To meet climate targets, it is essential to establish a closed-loop system for the critical raw materials used in lithium-ion batteries, necessitating robust planning and forecasting methods for end-of-life battery volumes. Recycling end-of-life automotive batteries is crucial for establishing sustainable circulating flows of raw materials to reduce the use of virgin resources, particularly in the context of electromobility and energy storage. An accurate forecast of the availability of end-of-life automotive batteries for recycling is essential to determine the timing and the business potential of end-of-life battery treatment, driving the appropriate investments by policy makers and industry in battery recycling technologies and facilities.

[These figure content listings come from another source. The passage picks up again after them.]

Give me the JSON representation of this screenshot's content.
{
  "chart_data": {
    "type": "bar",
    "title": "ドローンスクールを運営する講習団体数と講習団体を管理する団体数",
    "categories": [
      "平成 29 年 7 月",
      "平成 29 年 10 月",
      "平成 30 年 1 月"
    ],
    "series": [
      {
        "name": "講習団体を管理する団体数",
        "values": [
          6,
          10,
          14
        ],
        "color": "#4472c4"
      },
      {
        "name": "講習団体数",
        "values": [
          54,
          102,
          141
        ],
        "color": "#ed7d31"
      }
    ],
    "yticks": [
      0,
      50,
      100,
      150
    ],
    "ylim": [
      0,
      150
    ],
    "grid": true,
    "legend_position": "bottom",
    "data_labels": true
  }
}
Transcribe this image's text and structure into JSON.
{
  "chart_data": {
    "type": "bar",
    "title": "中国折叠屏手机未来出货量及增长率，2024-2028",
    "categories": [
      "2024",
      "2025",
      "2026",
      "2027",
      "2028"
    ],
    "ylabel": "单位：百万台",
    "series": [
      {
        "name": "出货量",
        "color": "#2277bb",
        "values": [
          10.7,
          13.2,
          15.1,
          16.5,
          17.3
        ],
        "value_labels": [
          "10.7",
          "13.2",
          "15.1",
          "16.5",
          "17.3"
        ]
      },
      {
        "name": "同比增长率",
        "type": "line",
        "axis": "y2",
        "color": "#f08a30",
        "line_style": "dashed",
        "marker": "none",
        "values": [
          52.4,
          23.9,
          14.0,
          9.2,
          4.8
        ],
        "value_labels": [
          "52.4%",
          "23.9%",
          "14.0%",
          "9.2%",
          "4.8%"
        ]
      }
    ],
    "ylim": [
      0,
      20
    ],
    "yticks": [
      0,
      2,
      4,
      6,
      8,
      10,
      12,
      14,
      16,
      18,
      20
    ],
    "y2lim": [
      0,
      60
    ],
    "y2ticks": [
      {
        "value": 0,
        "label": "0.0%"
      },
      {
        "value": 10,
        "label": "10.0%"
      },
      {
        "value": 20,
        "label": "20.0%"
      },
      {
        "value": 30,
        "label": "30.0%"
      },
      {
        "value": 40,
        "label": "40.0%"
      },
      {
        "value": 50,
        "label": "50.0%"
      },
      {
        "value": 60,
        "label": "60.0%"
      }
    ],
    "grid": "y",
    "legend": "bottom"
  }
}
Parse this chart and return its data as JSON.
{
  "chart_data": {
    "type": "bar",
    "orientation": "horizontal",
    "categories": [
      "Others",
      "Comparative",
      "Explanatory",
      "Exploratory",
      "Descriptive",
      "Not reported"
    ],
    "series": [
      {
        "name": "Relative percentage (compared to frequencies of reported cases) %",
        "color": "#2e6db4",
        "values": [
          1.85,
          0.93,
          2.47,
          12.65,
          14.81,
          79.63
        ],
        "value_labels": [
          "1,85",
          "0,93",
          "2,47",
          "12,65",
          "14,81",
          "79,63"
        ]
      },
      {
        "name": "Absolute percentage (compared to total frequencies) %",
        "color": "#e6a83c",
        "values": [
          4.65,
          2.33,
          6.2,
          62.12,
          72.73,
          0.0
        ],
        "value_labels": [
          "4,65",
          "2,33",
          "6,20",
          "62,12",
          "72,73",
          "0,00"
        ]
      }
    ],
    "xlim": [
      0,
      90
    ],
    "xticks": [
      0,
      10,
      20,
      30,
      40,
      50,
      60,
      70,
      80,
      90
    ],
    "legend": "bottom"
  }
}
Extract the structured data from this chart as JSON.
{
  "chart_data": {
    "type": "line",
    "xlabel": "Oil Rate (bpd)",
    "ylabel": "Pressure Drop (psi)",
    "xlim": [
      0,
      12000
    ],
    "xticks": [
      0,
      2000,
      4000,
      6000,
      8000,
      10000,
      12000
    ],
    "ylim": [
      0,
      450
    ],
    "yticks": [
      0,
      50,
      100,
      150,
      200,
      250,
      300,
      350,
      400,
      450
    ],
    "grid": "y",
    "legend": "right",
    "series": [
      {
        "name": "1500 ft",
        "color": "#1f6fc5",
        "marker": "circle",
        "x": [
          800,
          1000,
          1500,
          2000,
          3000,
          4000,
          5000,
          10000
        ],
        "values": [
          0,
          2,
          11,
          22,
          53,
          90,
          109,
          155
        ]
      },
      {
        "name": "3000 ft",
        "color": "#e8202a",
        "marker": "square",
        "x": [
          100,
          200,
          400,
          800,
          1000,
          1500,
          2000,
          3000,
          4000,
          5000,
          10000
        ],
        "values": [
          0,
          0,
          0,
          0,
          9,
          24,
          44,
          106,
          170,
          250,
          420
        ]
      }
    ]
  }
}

This paper presents a novel methodological framework incorporating multi-metric modeling with a distinct geographical focus and selected statistical approaches, collectively directed towards stakeholder-oriented end-of-life traction battery forecasts. We further benchmark the existing models based on the period under consideration, the geographical scope, the metrics employed, and the statistical techniques applied. This yields a novel recommendation framework for policy makers and industry to provide guidance on how to model end-of-life battery volumes. The recommendation framework links the required modeling approaches with relevant stakeholders, such as car repair shops, disassemblers, recyclers, logistics companies, and policy makers. The framework is validated through a case study for end-of-life automotive battery forecasting. The objective of this study is therefore not only to support the ramp-up of the battery recycling industry with a synthesized forecasting framework, but also to provide precise recommendations to the different industries. The findings of our study yield the core conclusion that global modelings with sophisticated statistical approaches, such as the Weibull approach, should be employed across a range of stakeholder-oriented metrics, including weight, capacity, and the number of end-of-life electric vehicle batteries.